Потом я сидел у распахнутого окна, ел сладкий арбуз и сплевывал зерна в траву, а над роскошным, картинным арбузом с черными зернами вилась оса. Оса садилась на красную мякоть, торопливо ползала по ней, и крылышки ее работали, как маленькие пропеллеры… Затем прилетели шмель и какая-то шустрая мушка. Арбуз был душистый и спелый: на этот раз мне повезло с арбузом. И мне хотелось угостить этим арбузом своих соседей, чтобы они сказали: «Ах, какой прекрасный арбуз, какой сочный и сладкий! Вот вы, наверно, умеете выбирать арбузы. Это мужское, конечно, дело – выбирать арбузы. Их надо как-то сжимать и слушать… Это тоже искусство».
Мне было бы приятно услышать похвалу.
Утром шел тихий и теплый дождь. Ветра совсем не было, молчали птицы, и слышно было, как капли перешептывались в траве и в листьях. Молодая осинка перед моим окном блестела вся, и листья ее вздрагивали, точно живые, и ствол ее внизу почернел от воды. В безветрии дождик долго не кончался, и я слышал, как Юлька за перегородкой, играя со своей дочкой, наговаривала ломаным и по-детски восторженным, счастливым голосом: «Дождик, дождик, перестань, я поеду во Казань…» И слышал ее глубинное, какое-то звучное придыхание. Мне хотелось увидеть ее в этой забывчивости, в этом материнском счастье, в задыхающемся восторге, когда из груди ее рвались нежно-рокочущие звуки, похожие на звуки журчащей воды… И у меня спирало грудь от этого желания… Сам я не помнил ни дома своего, ни семьи, ни отца, ни матери, и в это пасмурное утро, когда шелестел дождь, у меня заболело вдруг горло: мне показалось, что я тоже припомнил, как играла со мной моя незнакомая, неведомая мать и какой счастливый был у нее голос… Так вдруг откликнулось во мне болью Юлькино счастье.

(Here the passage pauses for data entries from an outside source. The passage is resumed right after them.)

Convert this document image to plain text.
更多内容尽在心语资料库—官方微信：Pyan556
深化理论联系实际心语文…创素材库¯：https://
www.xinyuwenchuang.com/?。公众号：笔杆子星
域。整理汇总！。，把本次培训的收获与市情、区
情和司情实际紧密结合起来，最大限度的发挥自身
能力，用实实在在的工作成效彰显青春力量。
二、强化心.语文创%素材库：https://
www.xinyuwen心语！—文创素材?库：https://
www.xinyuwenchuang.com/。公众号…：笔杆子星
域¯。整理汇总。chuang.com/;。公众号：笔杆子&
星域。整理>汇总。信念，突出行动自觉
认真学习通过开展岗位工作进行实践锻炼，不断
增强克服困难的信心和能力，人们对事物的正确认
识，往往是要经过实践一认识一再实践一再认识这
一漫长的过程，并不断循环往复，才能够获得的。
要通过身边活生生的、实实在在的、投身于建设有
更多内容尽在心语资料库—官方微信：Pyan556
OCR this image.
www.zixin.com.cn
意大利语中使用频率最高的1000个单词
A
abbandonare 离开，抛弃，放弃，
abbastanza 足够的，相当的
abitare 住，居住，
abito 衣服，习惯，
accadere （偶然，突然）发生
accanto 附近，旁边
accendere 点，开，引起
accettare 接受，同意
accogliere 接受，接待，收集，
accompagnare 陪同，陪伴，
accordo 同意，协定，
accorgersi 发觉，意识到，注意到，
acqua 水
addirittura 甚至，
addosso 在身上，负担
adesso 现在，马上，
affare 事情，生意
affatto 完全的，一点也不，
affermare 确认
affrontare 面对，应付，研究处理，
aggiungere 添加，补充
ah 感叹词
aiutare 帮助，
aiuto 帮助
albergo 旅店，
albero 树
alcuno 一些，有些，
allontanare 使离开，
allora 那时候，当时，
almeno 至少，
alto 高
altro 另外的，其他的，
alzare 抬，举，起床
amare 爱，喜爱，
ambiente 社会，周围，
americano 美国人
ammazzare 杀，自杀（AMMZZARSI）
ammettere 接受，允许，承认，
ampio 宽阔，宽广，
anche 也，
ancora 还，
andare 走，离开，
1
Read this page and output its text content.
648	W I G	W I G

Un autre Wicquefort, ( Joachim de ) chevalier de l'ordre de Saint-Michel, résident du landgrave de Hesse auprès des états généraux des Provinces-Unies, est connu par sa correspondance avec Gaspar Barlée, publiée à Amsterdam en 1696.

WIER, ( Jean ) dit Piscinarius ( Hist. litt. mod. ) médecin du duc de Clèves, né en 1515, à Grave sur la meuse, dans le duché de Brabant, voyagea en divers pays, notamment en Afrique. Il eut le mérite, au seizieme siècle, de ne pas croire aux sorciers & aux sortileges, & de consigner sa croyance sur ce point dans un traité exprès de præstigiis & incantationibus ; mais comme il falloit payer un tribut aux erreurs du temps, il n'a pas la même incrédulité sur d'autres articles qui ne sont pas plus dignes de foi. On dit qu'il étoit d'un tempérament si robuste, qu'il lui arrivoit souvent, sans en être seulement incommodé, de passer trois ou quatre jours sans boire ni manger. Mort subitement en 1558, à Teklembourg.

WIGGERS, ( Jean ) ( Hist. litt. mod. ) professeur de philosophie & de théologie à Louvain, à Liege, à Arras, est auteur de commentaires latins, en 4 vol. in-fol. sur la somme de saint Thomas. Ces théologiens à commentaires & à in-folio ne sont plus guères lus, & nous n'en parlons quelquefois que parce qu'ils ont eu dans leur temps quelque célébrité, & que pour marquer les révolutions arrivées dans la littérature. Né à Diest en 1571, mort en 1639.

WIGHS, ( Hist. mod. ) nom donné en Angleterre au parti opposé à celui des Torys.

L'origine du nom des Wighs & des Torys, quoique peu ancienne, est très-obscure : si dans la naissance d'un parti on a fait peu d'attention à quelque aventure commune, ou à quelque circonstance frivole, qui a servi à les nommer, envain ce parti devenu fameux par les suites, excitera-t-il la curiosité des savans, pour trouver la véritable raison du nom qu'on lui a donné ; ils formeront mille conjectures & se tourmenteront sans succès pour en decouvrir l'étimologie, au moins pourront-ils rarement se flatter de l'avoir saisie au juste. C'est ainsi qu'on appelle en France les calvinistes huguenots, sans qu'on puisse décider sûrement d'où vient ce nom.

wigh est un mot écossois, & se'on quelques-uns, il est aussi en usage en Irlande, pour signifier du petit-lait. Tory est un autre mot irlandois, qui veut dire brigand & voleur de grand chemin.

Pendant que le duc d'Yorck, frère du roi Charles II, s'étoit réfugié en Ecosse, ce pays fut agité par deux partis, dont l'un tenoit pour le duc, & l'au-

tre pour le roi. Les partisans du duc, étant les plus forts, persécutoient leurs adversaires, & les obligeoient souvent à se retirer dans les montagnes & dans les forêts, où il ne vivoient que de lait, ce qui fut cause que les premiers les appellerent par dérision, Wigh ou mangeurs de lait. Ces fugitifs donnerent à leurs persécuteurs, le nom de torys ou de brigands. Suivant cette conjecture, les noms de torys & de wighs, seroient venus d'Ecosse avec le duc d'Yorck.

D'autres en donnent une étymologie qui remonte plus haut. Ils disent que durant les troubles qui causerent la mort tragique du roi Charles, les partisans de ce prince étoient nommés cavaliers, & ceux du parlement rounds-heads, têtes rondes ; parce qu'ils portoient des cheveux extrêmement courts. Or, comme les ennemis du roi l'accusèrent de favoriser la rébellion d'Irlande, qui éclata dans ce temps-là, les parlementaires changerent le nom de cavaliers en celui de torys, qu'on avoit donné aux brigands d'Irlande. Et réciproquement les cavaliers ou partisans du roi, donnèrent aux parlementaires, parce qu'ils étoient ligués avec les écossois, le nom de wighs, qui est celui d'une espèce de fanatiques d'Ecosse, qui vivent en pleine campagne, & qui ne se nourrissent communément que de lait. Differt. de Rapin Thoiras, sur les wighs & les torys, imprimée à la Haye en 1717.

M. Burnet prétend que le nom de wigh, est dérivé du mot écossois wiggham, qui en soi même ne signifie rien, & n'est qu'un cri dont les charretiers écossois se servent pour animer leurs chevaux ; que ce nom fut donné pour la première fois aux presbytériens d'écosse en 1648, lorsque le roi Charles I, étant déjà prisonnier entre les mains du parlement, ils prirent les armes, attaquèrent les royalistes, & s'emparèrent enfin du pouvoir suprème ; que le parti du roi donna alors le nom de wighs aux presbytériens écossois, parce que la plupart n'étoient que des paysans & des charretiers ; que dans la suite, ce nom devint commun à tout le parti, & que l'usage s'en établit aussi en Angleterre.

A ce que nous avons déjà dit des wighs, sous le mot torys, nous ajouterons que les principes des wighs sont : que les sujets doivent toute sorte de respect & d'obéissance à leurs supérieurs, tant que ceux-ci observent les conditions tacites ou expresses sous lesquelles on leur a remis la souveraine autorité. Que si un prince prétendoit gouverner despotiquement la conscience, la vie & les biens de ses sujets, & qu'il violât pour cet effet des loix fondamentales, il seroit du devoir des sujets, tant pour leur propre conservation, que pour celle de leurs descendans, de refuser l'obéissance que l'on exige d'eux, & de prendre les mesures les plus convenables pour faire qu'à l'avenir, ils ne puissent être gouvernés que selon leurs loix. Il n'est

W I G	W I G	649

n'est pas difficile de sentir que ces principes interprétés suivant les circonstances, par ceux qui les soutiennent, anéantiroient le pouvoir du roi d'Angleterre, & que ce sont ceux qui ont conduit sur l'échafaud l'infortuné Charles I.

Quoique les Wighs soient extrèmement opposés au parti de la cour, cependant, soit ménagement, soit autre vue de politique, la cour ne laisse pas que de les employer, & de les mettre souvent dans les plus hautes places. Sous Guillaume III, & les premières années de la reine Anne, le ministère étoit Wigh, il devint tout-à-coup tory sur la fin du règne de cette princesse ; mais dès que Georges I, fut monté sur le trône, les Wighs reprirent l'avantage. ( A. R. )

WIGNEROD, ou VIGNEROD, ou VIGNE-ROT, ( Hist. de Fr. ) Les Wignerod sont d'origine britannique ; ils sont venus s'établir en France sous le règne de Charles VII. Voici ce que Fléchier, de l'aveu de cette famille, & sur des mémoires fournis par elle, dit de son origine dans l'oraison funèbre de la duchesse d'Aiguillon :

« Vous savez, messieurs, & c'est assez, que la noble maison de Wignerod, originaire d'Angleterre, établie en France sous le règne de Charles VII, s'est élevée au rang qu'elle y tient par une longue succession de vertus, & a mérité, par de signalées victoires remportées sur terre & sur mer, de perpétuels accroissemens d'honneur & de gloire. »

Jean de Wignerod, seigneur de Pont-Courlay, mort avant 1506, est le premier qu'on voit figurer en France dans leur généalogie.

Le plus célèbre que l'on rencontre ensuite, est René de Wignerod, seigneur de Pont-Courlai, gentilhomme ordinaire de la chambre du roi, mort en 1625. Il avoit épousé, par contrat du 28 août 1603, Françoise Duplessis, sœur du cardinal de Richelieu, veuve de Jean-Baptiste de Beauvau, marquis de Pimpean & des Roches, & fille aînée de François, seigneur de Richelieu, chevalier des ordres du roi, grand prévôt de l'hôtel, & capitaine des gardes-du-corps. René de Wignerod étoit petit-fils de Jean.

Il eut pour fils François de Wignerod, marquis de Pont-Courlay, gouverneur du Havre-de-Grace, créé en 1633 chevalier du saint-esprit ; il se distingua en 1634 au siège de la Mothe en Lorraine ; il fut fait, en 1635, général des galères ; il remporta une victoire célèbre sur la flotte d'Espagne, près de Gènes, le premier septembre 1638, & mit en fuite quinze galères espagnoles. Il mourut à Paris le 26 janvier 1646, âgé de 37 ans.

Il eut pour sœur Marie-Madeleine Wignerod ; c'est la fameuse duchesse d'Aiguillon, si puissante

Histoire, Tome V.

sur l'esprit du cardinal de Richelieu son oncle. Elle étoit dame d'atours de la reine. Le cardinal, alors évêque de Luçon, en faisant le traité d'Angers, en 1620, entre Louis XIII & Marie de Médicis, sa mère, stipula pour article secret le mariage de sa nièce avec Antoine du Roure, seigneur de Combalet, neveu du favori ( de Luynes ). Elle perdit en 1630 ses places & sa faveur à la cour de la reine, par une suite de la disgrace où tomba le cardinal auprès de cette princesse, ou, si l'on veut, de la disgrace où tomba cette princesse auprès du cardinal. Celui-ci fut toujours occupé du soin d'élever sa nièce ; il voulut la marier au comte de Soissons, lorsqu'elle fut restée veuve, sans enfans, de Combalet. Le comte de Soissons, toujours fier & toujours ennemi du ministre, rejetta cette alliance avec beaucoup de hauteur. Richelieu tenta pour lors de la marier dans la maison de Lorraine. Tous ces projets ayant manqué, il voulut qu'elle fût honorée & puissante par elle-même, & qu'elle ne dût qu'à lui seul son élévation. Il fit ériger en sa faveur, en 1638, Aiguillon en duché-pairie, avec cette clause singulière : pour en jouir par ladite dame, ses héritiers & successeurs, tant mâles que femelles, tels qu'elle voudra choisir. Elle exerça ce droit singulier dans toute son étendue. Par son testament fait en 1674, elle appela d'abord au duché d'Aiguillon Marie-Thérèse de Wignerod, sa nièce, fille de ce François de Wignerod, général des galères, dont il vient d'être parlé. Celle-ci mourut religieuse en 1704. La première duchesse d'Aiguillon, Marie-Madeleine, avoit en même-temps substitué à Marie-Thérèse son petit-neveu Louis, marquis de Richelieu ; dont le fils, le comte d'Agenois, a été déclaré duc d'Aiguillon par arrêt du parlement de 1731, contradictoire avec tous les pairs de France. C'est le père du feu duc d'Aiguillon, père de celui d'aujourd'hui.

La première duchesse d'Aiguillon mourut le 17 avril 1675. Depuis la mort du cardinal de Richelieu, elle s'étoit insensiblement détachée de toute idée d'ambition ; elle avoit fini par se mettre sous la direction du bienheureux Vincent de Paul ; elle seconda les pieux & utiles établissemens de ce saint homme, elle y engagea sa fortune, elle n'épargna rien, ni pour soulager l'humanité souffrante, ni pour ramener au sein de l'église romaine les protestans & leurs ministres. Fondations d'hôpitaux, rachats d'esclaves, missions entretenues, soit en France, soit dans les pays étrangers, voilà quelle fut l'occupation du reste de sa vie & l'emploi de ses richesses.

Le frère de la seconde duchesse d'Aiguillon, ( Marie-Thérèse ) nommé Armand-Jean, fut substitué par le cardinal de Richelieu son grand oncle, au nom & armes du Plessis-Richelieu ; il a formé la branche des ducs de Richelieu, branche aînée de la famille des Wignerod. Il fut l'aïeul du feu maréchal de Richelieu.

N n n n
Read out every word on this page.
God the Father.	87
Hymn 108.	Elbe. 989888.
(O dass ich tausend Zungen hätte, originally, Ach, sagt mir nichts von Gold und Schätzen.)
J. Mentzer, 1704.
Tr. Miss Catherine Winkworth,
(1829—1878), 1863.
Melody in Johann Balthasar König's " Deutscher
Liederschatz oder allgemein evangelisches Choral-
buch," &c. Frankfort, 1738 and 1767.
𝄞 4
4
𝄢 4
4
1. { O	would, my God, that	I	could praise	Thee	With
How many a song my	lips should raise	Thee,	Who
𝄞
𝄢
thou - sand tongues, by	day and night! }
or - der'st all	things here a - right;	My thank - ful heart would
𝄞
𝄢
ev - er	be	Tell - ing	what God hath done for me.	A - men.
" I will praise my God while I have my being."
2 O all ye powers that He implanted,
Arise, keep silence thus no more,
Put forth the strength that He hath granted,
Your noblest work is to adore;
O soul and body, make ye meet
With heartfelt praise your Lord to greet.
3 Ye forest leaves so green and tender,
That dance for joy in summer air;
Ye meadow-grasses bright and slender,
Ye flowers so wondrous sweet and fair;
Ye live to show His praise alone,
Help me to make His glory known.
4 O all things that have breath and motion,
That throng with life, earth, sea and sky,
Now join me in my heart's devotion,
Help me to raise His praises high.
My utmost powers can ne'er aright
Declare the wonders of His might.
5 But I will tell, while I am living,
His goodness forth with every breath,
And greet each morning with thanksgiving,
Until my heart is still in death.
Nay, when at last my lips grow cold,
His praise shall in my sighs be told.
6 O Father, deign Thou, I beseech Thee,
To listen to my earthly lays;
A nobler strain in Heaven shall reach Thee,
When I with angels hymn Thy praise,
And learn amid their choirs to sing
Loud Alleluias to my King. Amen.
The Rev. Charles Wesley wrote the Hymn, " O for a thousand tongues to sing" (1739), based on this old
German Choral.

«Дождик, дождик, перестань…»
А к полудню выкатилось солнце. Было оно жаркое и слепящее, лучи его обжигали кожу. Все блестело – трава и листья, и над цветами гудели пчелы, ввинчиваясь в пахучую, прозрачную гущину воздуха. Все было ярко вокруг и красочно, как на мокрой сводной картинке. С елок падали крупные капли и сверкали в полете. Пели зяблики…
Лесная дорога была лиловая, оцинкованная лужами, и пласты солнечной зелени нависали над ней. И пока я шел по этой дороге, впереди то и дело взлетали в блеске квохчущие дрозды. Шел я долго, а лес все не кончался и, то осиновый, то березовый с елками, прислушивался ко мне, к моим шагам, к моим песенкам.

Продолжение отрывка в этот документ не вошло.